Sensuality is so difficult to pull off onstage and this show happily stays on the right side of kitsch. Daniel’s transformation from downtrodden housewife to sensual being, exemplified by her passionate belly dancing, is mesmerising to watch. Joaquin Pedro Valdes is commanding as the Lover who exists only in Tirzah’s mind and gets the evening’s take-home number, “Dance for Me”. He wears a fedora and loiters in the shadows like the Phantom of the Opera, and I was also reminded of Sigmund Romberg’s (probably unrevivable) operetta The Desert Song, in which the heroine is romanced by the mysterious ‘Red Shadow’.
It’s such an animated production and the onstage band comprising Ramon Ruiz (flamenco guitar), Amy Price (violin), Ashley Blasse (upright bass), Daniel Gouly (clarinet) and Ant Romero (percussion) are very much part of the activity.
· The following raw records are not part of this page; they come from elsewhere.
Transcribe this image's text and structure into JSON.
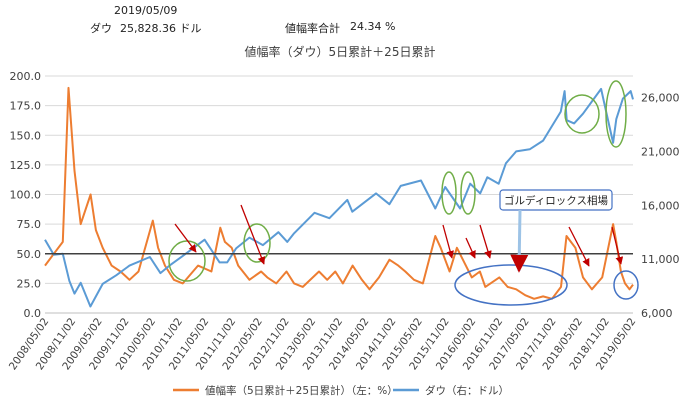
{
  "header": {
    "date": "2019/05/09",
    "dow_label": "ダウ",
    "dow_value": "25,828.36 ドル",
    "ratio_label": "値幅率合計",
    "ratio_value": "24.34 %"
  },
  "chart_data": {
    "type": "line",
    "title": "値幅率（ダウ）5日累計＋25日累計",
    "x_ticks": [
      "2008/05/02",
      "2008/11/02",
      "2009/05/02",
      "2009/11/02",
      "2010/05/02",
      "2010/11/02",
      "2011/05/02",
      "2011/11/02",
      "2012/05/02",
      "2012/11/02",
      "2013/05/02",
      "2013/11/02",
      "2014/05/02",
      "2014/11/02",
      "2015/05/02",
      "2015/11/02",
      "2016/05/02",
      "2016/11/02",
      "2017/05/02",
      "2017/11/02",
      "2018/05/02",
      "2018/11/02",
      "2019/05/02"
    ],
    "y_left": {
      "ticks": [
        "0.0",
        "25.0",
        "50.0",
        "75.0",
        "100.0",
        "125.0",
        "150.0",
        "175.0",
        "200.0"
      ],
      "lim": [
        0,
        200
      ]
    },
    "y_right": {
      "ticks": [
        "6,000",
        "11,000",
        "16,000",
        "21,000",
        "26,000"
      ],
      "lim": [
        6000,
        28000
      ]
    },
    "reference_line": 50,
    "annotation": "ゴルディロックス相場",
    "series": [
      {
        "name": "値幅率（5日累計＋25日累計）（左：%）",
        "axis": "left",
        "color": "#ED7D31",
        "points": [
          [
            "2008/05/02",
            40
          ],
          [
            "2008/07/01",
            50
          ],
          [
            "2008/09/01",
            60
          ],
          [
            "2008/10/10",
            190
          ],
          [
            "2008/11/20",
            120
          ],
          [
            "2009/01/01",
            75
          ],
          [
            "2009/03/10",
            100
          ],
          [
            "2009/04/15",
            70
          ],
          [
            "2009/06/01",
            55
          ],
          [
            "2009/08/01",
            40
          ],
          [
            "2009/10/01",
            35
          ],
          [
            "2009/12/01",
            28
          ],
          [
            "2010/02/01",
            35
          ],
          [
            "2010/05/10",
            78
          ],
          [
            "2010/06/15",
            55
          ],
          [
            "2010/08/01",
            40
          ],
          [
            "2010/10/01",
            28
          ],
          [
            "2010/12/01",
            25
          ],
          [
            "2011/03/15",
            40
          ],
          [
            "2011/06/15",
            35
          ],
          [
            "2011/08/15",
            72
          ],
          [
            "2011/09/15",
            60
          ],
          [
            "2011/11/01",
            55
          ],
          [
            "2011/12/15",
            40
          ],
          [
            "2012/03/01",
            28
          ],
          [
            "2012/05/20",
            35
          ],
          [
            "2012/07/01",
            30
          ],
          [
            "2012/09/01",
            25
          ],
          [
            "2012/11/10",
            35
          ],
          [
            "2013/01/01",
            25
          ],
          [
            "2013/03/01",
            22
          ],
          [
            "2013/06/20",
            35
          ],
          [
            "2013/08/15",
            28
          ],
          [
            "2013/10/10",
            35
          ],
          [
            "2013/12/01",
            25
          ],
          [
            "2014/02/05",
            40
          ],
          [
            "2014/04/10",
            28
          ],
          [
            "2014/06/01",
            20
          ],
          [
            "2014/08/05",
            30
          ],
          [
            "2014/10/15",
            45
          ],
          [
            "2014/12/15",
            40
          ],
          [
            "2015/02/01",
            35
          ],
          [
            "2015/04/01",
            28
          ],
          [
            "2015/06/01",
            25
          ],
          [
            "2015/08/25",
            65
          ],
          [
            "2015/10/01",
            55
          ],
          [
            "2015/12/01",
            35
          ],
          [
            "2016/01/20",
            55
          ],
          [
            "2016/03/01",
            45
          ],
          [
            "2016/05/01",
            30
          ],
          [
            "2016/06/25",
            35
          ],
          [
            "2016/08/01",
            22
          ],
          [
            "2016/11/05",
            30
          ],
          [
            "2017/01/01",
            22
          ],
          [
            "2017/03/01",
            20
          ],
          [
            "2017/05/01",
            15
          ],
          [
            "2017/07/01",
            12
          ],
          [
            "2017/09/01",
            14
          ],
          [
            "2017/11/01",
            12
          ],
          [
            "2018/01/01",
            22
          ],
          [
            "2018/02/08",
            65
          ],
          [
            "2018/03/10",
            60
          ],
          [
            "2018/04/10",
            55
          ],
          [
            "2018/06/01",
            30
          ],
          [
            "2018/08/01",
            20
          ],
          [
            "2018/10/10",
            30
          ],
          [
            "2018/12/24",
            75
          ],
          [
            "2019/01/15",
            60
          ],
          [
            "2019/02/15",
            35
          ],
          [
            "2019/03/15",
            25
          ],
          [
            "2019/04/15",
            20
          ],
          [
            "2019/05/09",
            24
          ]
        ]
      },
      {
        "name": "ダウ（右：ドル）",
        "axis": "right",
        "color": "#5B9BD5",
        "points": [
          [
            "2008/05/02",
            12800
          ],
          [
            "2008/07/01",
            11400
          ],
          [
            "2008/09/01",
            11500
          ],
          [
            "2008/10/15",
            9000
          ],
          [
            "2008/11/20",
            7800
          ],
          [
            "2009/01/01",
            8800
          ],
          [
            "2009/03/09",
            6600
          ],
          [
            "2009/06/01",
            8700
          ],
          [
            "2009/09/01",
            9500
          ],
          [
            "2009/12/01",
            10400
          ],
          [
            "2010/04/20",
            11200
          ],
          [
            "2010/07/01",
            9700
          ],
          [
            "2010/09/01",
            10400
          ],
          [
            "2010/12/01",
            11300
          ],
          [
            "2011/04/29",
            12800
          ],
          [
            "2011/08/10",
            10700
          ],
          [
            "2011/10/01",
            10700
          ],
          [
            "2011/12/01",
            12000
          ],
          [
            "2012/03/01",
            13000
          ],
          [
            "2012/06/01",
            12300
          ],
          [
            "2012/09/15",
            13500
          ],
          [
            "2012/11/15",
            12600
          ],
          [
            "2013/01/01",
            13400
          ],
          [
            "2013/05/20",
            15300
          ],
          [
            "2013/08/30",
            14800
          ],
          [
            "2013/12/31",
            16500
          ],
          [
            "2014/02/03",
            15400
          ],
          [
            "2014/07/15",
            17100
          ],
          [
            "2014/10/15",
            16100
          ],
          [
            "2014/12/31",
            17800
          ],
          [
            "2015/05/19",
            18300
          ],
          [
            "2015/08/25",
            15700
          ],
          [
            "2015/11/01",
            17700
          ],
          [
            "2016/02/11",
            15700
          ],
          [
            "2016/04/20",
            18000
          ],
          [
            "2016/06/27",
            17100
          ],
          [
            "2016/08/15",
            18600
          ],
          [
            "2016/11/01",
            18000
          ],
          [
            "2016/12/20",
            19900
          ],
          [
            "2017/03/01",
            21000
          ],
          [
            "2017/06/01",
            21200
          ],
          [
            "2017/09/01",
            22000
          ],
          [
            "2017/12/31",
            24700
          ],
          [
            "2018/01/26",
            26600
          ],
          [
            "2018/02/09",
            23900
          ],
          [
            "2018/04/01",
            23600
          ],
          [
            "2018/06/01",
            24500
          ],
          [
            "2018/10/03",
            26800
          ],
          [
            "2018/11/01",
            25000
          ],
          [
            "2018/12/24",
            21800
          ],
          [
            "2019/01/15",
            24000
          ],
          [
            "2019/03/01",
            25900
          ],
          [
            "2019/04/23",
            26600
          ],
          [
            "2019/05/09",
            25828
          ]
        ]
      }
    ],
    "legend_position": "bottom"
  },
  "annotations": {
    "green_ellipse_color": "#70AD47",
    "blue_ellipse_color": "#4472C4",
    "arrow_color": "#C00000"
  }
}
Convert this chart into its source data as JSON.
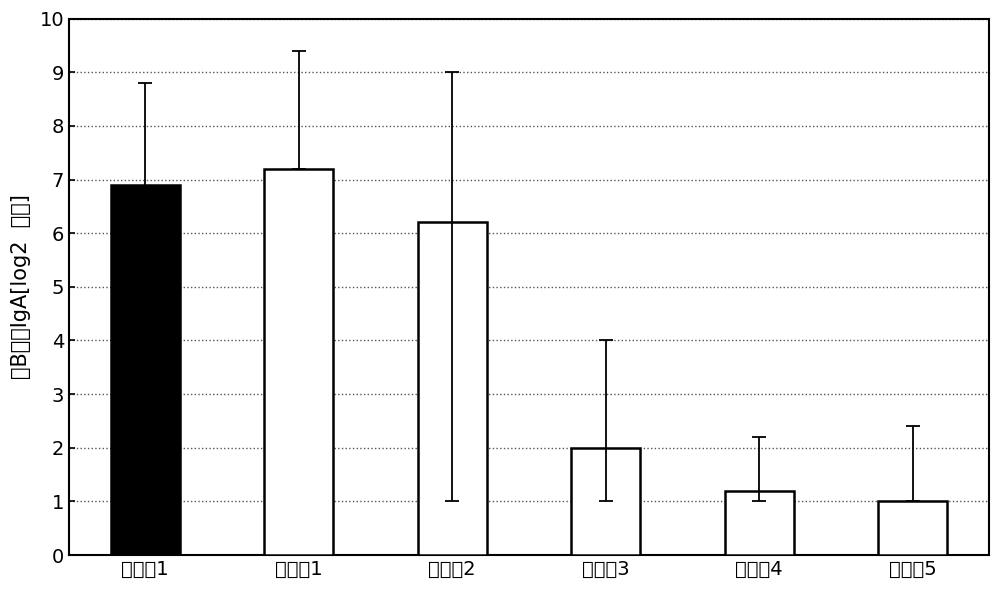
{
  "categories": [
    "实施例1",
    "比较例1",
    "比较例2",
    "比较例3",
    "比较例4",
    "比较例5"
  ],
  "values": [
    6.9,
    7.2,
    6.2,
    2.0,
    1.2,
    1.0
  ],
  "error_upper": [
    1.9,
    2.2,
    2.8,
    2.0,
    1.0,
    1.4
  ],
  "error_lower": [
    1.9,
    0.0,
    5.2,
    1.0,
    0.2,
    0.0
  ],
  "bar_colors": [
    "#000000",
    "#ffffff",
    "#ffffff",
    "#ffffff",
    "#ffffff",
    "#ffffff"
  ],
  "bar_edgecolors": [
    "#000000",
    "#000000",
    "#000000",
    "#000000",
    "#000000",
    "#000000"
  ],
  "ylabel": "抗B粘膜IgA[log2  效价]",
  "ylim": [
    0,
    10
  ],
  "yticks": [
    0,
    1,
    2,
    3,
    4,
    5,
    6,
    7,
    8,
    9,
    10
  ],
  "grid_color": "#555555",
  "background_color": "#ffffff",
  "bar_width": 0.45,
  "ylabel_fontsize": 15,
  "tick_fontsize": 14,
  "figsize": [
    10.0,
    5.9
  ],
  "dpi": 100
}
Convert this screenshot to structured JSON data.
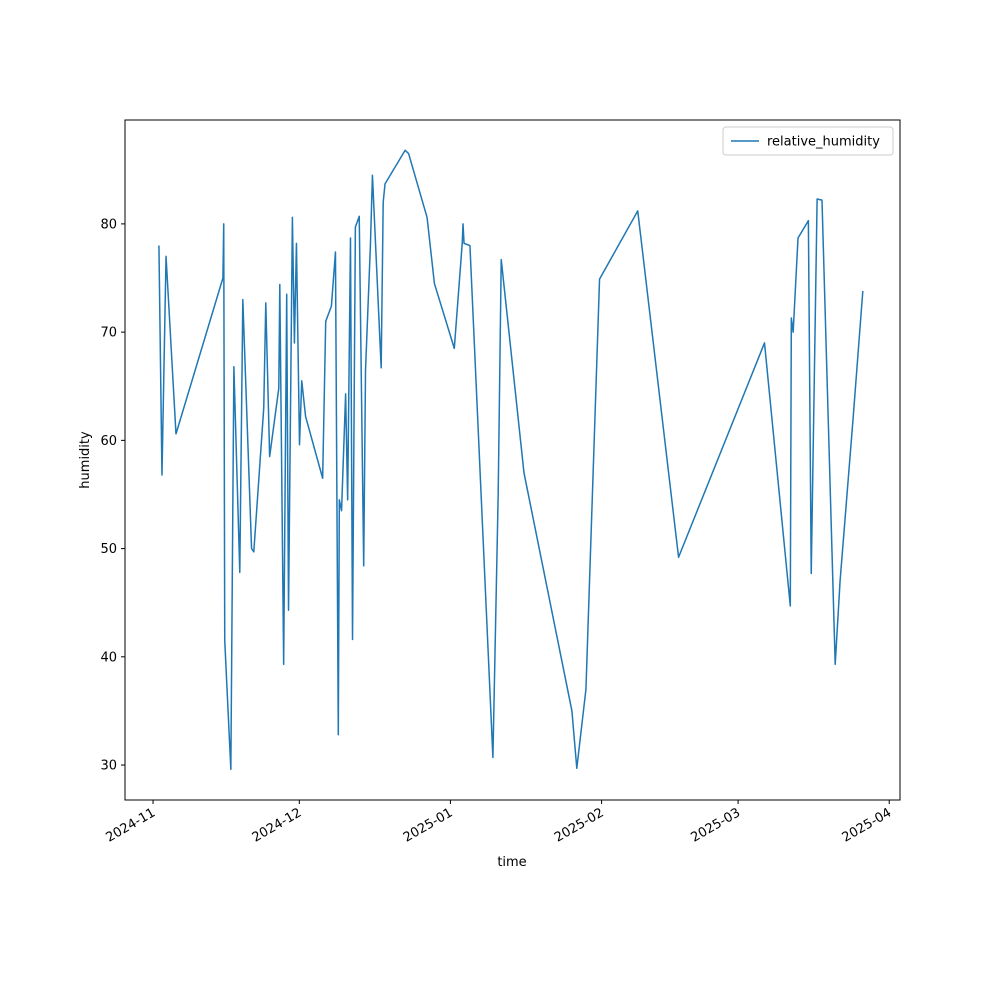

The invigorating klezmer and flamenco score, while to a considerable extent relying on repeated phrases, is further enlivened with its whirl of skirt- and shawl-ography, choreographed by Billy Mitchell.
It’s possible to draw parallels with similarly non-traditional musical Hadestown due to the folkloric elements and cross-cultural influences. And, like that show, the book is the weakest element, requiring more meat on its bones to fully satisfy narratively. The story could also probably be comfortably told in 90 minutes without an interval. However, if one leaves the theatre wanting to dance, a musical has done its job, and the physicality of this show certainly hits the mark.